Pheo-induced cardiomyopathy is not a new finding. The first two cases of pheo known to medicine were both about pheo-induced cardiovascular collapse in modern terms. The correlation of pheo and cardiomyopathy was clearly and convincingly reported in the 1960s. Hundreds of case reports of pheo-induced cardiomyopathy have been published in the last 50 years. The problem is that pheo is very rare and pheo-induced cardiomyopathy is even rarer. Many cardiologists and endocrinologists simply are not aware of the concept of pheo-induced cardiomyopathy. Part of the reason why pheo-induced cardiomyopathy is not well known is that there are few, if any, systemic studies on pheo-induced cardiomyopathy.

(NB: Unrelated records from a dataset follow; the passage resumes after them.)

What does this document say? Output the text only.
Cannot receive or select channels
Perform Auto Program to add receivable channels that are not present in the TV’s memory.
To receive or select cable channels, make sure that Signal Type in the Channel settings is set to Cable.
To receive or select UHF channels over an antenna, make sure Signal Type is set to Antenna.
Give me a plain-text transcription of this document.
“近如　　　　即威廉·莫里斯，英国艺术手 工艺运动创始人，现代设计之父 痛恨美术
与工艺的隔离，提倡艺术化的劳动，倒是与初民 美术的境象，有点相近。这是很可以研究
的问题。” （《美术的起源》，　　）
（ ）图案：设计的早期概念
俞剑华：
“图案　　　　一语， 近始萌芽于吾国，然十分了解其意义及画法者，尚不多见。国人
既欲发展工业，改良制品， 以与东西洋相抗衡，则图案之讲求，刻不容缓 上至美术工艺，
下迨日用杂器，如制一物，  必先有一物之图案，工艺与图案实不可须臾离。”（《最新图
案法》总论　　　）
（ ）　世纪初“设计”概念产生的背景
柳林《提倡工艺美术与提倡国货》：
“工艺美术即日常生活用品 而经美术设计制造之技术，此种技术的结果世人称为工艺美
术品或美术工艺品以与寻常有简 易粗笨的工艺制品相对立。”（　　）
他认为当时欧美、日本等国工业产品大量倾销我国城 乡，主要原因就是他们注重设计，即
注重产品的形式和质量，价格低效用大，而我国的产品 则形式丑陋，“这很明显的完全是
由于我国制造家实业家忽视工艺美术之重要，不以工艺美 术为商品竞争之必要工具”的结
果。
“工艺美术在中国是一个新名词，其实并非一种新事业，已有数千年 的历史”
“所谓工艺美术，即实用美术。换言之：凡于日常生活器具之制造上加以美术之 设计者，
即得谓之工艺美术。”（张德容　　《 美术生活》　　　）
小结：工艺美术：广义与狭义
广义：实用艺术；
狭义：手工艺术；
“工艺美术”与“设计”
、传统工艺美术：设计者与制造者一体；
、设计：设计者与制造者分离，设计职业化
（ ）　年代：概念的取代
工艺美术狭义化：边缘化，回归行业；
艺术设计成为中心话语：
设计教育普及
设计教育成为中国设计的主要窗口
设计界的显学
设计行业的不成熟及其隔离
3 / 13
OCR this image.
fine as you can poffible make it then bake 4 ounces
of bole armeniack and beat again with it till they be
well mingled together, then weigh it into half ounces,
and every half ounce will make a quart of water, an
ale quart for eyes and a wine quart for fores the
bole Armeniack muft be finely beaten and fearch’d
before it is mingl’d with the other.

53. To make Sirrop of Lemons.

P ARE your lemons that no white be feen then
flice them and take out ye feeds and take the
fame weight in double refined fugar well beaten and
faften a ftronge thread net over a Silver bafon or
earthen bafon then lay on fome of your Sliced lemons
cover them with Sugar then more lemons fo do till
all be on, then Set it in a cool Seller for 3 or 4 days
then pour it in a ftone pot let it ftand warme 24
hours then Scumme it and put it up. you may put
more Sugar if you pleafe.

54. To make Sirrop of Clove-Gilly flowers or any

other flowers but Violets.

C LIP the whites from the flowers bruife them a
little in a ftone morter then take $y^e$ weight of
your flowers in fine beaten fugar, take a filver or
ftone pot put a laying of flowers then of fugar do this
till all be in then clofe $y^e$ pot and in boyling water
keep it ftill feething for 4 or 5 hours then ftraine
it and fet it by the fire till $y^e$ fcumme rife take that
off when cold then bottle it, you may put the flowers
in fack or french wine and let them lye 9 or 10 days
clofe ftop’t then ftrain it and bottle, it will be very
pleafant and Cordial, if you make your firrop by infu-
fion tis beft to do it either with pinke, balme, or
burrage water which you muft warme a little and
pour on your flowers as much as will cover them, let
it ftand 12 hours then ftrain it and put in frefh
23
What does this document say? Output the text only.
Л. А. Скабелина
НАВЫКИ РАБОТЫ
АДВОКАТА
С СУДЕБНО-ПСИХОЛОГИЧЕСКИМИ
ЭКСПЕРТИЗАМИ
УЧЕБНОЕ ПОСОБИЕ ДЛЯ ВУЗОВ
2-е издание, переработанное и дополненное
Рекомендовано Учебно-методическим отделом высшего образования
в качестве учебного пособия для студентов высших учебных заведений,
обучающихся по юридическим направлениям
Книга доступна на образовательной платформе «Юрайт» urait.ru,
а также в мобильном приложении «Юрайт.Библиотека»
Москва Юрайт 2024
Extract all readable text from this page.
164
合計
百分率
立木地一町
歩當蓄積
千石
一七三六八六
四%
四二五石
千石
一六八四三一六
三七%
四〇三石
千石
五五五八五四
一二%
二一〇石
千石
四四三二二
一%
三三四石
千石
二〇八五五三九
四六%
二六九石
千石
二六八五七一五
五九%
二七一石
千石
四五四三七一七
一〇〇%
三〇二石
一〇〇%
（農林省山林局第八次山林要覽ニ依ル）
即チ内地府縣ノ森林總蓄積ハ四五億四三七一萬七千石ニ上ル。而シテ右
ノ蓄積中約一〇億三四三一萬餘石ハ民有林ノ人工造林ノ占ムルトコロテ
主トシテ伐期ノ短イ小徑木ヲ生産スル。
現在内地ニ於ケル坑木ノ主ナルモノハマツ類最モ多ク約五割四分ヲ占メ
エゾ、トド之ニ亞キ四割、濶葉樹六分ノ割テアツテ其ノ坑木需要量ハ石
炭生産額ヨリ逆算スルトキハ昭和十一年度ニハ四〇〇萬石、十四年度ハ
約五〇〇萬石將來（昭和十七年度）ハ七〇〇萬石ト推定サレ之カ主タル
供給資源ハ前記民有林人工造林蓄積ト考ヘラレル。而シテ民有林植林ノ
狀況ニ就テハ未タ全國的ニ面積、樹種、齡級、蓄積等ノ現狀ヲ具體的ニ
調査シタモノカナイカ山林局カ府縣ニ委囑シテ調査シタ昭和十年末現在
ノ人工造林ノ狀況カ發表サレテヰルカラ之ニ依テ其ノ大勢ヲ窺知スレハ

In the last year, two very similar systemic studies were published on pheo-induced cardiomyopathy. Both studies were retrospective review of experience of a large single medical center (in Prague and Los Angeles, respectively). In both studies, the authors focused on patients without known history of pheochromocytoma but presenting with cardiovascular complications such as arrhythmia, heart attack, heart failure, or stroke. Their results were strikingly similar as well. The Prague study included 145 patients, 28 of them (19%) presented with cardiovascular complications. The Los Angeles study was about half the size with 76 patients, but still 9 of them (12%) presented with heart complications. Because both medical centers are large tertiary referral centers and tend to see sicker patients, the incidence of cardiovascular complications may be overestimated but the 12-19% incidence is at least true in large hospitals. Both studies showed that there are no good predictors on which patients will get cardiovascular complications. Specifically, most patients with cardiovascular complications do not have hypertension. There may be a higher risk for cardiovascular complications if the pheo is biochemically very active and large. I have mentioned in a previous post that pheos smaller than 3 cm do not cause cardiovascular complications. Both studies showed that once correctly diagnosed and managed, the pheo-induced cardiomyopathy is reversible. The moral of the studies is that if a patient presents with cardiovascular complications, pheo is a possibility, even if the patient has no history of hypertension. It is also reassuring that the cardiomyopathy is reversible after pheo removal.